The horrid state of Russia‘s prisons has been thrown into the spotlight following an uprising at a jail and the airing of a video that shows prison guards beating an inmate until he begs for mercy.
The six-minute long video, removed from YouTube but later put on a Russian site, shows a group of shaven-headed men in blue police camouflage uniform punching an inmate in the stomach, slapping his face and head, and kicking him repeatedly after he falls to the ground in pain.
The inmate, called “Marat” by his torturers, begs for mercy, saying: “Please forgive me. I won’t do it any more. Please stop.” His hands are bound behind his back with handcuffs.
Russia’s federal prison service said the video was recorded at a prison colony in the southern city of Rostov-on-Don. It accused the inmate, a 20-year-old man who had been sentenced to three and a half years for assault, of failing to abide by the rules once he arrived at the prison colony by refusing to give up his civilian clothes for a prison uniform.

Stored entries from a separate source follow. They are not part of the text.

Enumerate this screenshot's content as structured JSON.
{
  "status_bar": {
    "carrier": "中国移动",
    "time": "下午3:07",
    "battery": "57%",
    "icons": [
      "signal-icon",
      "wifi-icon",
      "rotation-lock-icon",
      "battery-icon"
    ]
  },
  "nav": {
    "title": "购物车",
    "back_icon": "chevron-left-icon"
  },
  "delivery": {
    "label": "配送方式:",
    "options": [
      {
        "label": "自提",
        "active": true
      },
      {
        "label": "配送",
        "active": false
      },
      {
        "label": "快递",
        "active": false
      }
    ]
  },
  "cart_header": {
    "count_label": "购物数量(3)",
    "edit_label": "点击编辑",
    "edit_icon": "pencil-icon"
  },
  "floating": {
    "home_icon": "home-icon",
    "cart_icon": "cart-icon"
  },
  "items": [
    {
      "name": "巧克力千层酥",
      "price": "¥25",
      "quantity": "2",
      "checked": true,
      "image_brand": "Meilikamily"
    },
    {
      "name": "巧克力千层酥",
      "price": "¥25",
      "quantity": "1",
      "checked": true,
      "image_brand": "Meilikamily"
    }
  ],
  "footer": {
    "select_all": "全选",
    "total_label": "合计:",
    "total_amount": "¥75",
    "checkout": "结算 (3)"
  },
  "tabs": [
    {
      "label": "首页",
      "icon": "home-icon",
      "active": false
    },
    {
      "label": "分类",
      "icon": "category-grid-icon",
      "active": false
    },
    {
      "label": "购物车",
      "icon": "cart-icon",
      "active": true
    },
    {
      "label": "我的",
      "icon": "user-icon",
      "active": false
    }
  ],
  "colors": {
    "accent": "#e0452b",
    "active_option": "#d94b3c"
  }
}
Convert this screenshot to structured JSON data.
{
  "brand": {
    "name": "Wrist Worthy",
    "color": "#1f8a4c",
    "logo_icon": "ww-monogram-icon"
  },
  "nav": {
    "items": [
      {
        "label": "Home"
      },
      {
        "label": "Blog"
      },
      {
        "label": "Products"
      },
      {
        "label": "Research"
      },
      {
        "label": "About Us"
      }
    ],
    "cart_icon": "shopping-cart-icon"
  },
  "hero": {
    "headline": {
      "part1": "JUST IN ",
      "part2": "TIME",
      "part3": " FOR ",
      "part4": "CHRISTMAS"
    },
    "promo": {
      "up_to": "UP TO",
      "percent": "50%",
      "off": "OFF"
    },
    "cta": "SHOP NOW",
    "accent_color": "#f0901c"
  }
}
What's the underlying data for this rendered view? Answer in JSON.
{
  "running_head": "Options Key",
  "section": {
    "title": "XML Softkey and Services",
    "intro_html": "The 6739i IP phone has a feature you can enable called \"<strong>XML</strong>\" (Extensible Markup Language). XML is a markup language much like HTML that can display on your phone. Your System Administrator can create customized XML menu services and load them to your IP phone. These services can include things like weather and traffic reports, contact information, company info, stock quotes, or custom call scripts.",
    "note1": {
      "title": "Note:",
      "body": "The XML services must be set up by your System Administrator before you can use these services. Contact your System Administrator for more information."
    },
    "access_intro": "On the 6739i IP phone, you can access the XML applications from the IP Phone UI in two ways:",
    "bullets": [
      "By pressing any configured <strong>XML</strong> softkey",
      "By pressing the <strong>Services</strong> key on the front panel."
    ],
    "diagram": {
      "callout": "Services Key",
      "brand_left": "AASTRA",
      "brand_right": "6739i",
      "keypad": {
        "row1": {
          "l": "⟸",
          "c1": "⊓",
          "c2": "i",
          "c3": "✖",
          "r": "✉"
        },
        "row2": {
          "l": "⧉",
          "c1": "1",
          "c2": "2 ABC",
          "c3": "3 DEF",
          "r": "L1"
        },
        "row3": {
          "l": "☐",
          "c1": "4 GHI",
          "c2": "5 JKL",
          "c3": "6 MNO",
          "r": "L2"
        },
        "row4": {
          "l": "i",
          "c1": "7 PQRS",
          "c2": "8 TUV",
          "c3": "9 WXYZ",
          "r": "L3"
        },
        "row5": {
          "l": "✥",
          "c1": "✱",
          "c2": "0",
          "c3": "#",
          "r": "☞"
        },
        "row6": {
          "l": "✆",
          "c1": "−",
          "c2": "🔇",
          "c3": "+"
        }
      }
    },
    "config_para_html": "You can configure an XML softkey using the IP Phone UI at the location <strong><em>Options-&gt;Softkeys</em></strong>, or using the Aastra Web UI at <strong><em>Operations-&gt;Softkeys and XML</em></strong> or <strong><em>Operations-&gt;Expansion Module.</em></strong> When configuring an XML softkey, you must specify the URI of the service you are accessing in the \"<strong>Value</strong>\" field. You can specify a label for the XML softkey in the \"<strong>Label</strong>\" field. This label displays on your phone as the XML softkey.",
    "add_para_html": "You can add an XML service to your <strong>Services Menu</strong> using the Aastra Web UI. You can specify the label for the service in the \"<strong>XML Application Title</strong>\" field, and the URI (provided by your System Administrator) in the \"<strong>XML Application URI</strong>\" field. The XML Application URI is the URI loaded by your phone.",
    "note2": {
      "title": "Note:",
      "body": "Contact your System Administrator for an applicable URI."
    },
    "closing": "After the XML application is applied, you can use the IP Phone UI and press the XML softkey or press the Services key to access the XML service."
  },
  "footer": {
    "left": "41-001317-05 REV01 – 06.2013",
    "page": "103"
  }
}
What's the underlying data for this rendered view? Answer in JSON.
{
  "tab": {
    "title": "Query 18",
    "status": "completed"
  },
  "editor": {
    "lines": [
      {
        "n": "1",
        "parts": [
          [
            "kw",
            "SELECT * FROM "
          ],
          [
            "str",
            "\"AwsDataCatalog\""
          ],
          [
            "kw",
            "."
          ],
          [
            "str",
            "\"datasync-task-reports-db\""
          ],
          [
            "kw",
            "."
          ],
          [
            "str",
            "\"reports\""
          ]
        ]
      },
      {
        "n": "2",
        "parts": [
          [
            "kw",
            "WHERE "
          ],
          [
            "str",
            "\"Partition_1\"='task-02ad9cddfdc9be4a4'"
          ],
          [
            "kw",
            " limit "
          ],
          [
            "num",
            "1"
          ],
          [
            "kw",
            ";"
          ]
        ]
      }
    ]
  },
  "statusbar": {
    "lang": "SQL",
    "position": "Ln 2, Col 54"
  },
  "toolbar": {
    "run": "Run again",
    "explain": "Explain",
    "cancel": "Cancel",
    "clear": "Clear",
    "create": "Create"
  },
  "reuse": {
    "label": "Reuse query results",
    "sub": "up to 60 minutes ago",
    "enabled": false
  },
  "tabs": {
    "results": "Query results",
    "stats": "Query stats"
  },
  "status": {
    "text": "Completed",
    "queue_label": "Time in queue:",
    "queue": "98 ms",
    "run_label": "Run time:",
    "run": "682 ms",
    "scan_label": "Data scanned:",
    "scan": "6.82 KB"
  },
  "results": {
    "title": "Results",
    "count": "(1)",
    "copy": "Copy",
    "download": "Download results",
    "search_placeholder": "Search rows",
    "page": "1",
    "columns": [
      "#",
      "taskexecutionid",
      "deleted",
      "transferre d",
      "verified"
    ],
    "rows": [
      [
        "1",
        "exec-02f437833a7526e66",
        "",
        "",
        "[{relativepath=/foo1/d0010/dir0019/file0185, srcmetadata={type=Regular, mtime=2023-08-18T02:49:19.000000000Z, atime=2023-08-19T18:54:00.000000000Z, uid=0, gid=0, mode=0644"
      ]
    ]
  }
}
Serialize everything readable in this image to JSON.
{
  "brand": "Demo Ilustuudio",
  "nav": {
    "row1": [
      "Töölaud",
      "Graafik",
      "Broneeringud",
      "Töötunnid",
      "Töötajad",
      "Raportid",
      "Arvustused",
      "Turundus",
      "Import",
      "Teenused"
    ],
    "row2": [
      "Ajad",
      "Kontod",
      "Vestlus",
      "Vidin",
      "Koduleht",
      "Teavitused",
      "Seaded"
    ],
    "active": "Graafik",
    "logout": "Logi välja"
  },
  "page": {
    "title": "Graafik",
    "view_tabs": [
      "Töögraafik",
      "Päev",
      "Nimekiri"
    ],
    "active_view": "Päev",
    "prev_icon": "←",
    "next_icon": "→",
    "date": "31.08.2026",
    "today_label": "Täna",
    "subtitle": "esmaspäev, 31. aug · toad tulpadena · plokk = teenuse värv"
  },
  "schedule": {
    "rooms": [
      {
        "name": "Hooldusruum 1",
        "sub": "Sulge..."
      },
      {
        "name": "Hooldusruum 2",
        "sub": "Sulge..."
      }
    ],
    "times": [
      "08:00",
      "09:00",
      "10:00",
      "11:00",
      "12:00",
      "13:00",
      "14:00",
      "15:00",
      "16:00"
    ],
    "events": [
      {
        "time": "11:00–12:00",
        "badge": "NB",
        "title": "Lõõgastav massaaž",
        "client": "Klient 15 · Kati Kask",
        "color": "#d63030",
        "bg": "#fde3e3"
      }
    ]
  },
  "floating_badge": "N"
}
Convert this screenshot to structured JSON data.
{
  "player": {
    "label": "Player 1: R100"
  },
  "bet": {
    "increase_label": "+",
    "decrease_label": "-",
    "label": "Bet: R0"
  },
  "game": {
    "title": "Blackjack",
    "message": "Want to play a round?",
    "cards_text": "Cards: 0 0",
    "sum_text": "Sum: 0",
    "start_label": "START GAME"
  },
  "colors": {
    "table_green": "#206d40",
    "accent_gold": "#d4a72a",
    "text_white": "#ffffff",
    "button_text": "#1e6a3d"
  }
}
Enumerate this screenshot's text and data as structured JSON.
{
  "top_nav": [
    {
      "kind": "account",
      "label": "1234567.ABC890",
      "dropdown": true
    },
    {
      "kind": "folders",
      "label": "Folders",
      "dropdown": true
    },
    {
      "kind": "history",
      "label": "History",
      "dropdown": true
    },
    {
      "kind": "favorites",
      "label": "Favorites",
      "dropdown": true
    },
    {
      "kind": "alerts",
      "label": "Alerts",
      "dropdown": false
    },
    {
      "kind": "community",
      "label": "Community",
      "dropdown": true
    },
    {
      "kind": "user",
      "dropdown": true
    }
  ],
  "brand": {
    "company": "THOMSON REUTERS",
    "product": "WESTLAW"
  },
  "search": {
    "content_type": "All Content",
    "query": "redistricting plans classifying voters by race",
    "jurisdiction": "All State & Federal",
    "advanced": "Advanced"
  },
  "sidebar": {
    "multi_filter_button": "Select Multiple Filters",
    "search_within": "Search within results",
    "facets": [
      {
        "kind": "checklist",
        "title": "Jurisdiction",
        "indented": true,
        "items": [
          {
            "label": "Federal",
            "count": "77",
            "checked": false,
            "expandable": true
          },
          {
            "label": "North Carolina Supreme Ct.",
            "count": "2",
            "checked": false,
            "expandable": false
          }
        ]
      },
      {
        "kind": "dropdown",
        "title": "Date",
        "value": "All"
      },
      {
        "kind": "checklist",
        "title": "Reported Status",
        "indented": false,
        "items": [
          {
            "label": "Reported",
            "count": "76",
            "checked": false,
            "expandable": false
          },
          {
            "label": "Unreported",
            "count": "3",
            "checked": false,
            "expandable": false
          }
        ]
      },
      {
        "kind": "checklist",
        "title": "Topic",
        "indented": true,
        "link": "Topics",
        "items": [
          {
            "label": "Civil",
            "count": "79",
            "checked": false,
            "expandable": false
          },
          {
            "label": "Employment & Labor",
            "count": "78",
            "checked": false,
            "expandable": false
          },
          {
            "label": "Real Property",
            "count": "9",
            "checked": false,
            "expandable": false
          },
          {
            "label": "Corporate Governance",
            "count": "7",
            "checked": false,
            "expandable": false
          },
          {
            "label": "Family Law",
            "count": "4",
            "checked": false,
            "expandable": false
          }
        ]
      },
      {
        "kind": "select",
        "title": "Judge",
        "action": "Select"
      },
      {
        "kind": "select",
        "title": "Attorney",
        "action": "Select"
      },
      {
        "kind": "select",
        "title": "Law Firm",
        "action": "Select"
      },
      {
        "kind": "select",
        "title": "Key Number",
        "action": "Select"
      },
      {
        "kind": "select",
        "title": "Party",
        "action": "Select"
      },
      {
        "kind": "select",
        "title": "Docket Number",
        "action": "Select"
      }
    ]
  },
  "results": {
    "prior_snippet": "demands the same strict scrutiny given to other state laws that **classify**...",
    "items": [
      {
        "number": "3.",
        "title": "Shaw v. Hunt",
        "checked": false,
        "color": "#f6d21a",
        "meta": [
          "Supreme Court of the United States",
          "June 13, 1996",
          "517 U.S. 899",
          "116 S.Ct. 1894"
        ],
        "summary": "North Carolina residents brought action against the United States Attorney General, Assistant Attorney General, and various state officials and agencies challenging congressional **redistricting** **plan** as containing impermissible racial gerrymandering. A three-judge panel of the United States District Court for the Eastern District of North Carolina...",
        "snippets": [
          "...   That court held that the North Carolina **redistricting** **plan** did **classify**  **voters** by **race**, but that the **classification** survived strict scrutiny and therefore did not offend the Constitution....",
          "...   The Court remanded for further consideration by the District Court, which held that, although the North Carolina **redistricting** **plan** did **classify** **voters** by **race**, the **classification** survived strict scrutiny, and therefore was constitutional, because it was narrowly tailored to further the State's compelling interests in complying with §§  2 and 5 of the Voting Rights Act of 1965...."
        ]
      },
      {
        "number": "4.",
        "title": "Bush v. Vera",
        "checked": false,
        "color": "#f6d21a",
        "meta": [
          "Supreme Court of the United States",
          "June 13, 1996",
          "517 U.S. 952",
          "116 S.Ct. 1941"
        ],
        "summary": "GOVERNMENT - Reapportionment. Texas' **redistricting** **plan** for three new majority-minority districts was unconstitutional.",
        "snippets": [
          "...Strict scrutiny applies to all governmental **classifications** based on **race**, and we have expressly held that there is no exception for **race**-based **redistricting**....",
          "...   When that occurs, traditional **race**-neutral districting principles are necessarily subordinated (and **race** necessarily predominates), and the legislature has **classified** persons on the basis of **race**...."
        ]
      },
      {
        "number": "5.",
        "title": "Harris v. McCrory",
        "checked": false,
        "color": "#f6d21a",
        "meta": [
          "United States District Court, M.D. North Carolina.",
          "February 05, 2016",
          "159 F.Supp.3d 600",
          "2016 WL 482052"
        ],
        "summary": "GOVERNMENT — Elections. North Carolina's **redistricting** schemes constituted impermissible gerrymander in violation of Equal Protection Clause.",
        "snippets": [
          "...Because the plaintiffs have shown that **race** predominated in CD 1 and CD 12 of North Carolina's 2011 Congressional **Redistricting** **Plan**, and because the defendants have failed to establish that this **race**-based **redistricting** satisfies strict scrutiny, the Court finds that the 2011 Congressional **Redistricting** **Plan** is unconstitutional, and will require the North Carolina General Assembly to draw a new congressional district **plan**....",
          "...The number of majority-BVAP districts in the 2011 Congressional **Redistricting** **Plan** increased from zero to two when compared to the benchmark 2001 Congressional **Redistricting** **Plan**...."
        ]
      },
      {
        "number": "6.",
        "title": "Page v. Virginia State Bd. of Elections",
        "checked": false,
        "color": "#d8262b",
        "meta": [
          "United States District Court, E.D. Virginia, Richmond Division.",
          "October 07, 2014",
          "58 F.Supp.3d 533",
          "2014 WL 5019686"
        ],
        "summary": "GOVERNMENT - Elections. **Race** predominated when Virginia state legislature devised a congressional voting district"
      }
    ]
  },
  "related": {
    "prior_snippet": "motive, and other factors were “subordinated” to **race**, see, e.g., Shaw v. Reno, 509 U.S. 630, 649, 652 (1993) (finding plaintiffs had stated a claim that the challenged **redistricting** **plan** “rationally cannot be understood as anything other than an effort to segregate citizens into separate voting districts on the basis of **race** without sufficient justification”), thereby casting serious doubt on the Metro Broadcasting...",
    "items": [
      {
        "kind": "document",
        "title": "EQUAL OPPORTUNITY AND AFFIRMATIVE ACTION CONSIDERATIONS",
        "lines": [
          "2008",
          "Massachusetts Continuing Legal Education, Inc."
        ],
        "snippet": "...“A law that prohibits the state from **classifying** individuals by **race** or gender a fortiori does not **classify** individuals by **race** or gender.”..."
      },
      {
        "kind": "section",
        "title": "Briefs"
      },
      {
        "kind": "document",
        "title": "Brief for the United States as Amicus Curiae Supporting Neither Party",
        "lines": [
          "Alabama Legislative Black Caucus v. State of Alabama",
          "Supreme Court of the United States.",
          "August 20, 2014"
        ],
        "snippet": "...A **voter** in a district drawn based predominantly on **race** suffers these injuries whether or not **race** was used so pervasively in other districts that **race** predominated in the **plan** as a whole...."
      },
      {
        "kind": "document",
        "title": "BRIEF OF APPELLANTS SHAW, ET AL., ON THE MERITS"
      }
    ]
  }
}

“Having arrived at the establishment, inmate M behaved in an extremely challenging way, expressing his unhappiness with the detention regime and categorically refusing to meet the legitimate demands of the staff – to give up his civilian clothes and change into the required uniform,” a statement from the regional prison service branch said.
It said that six people had taken part in the beating, two of whom had been fired from serving in Russia’s prison system before the incident. Three of the prison employees have been detained, it said.
The video went viral days after hundreds of inmates at a prison colony in Kopeysk, near the Siberian city of Chelyabinsk, staged a rare and daring protest against abuse, torture and poor conditions.
Video and photographs from the day-long protest showed inmates standing atop the prison’s buildings, some with white banners reading: “People, help!” and “People are tortured, humiliated”. Around 250 inmates reportedly took part in the protest. Riot police clashed with relatives who had gathered outside the prison’s barbed-wired walls as news of the protest broke. Eight were left injured.
With around 800,000 Russians in jail, Russia has the third largest prison population in the world, behind the United States and China. It has the second highest incarceration rate in the world, after Rwanda, according to the International Centre for Prison Studies.
Human rights activists regularly complain of violence in Russian prisons and argue that conditions are little changed from the Soviet era.
A report by the UN Committee Against Torture released last week harshly criticised Russia for failing to investigate widespread claims of torture inside its prisons. It also said that human rights activists and journalists focusing on Russia’s prison system were coming under increasing pressure.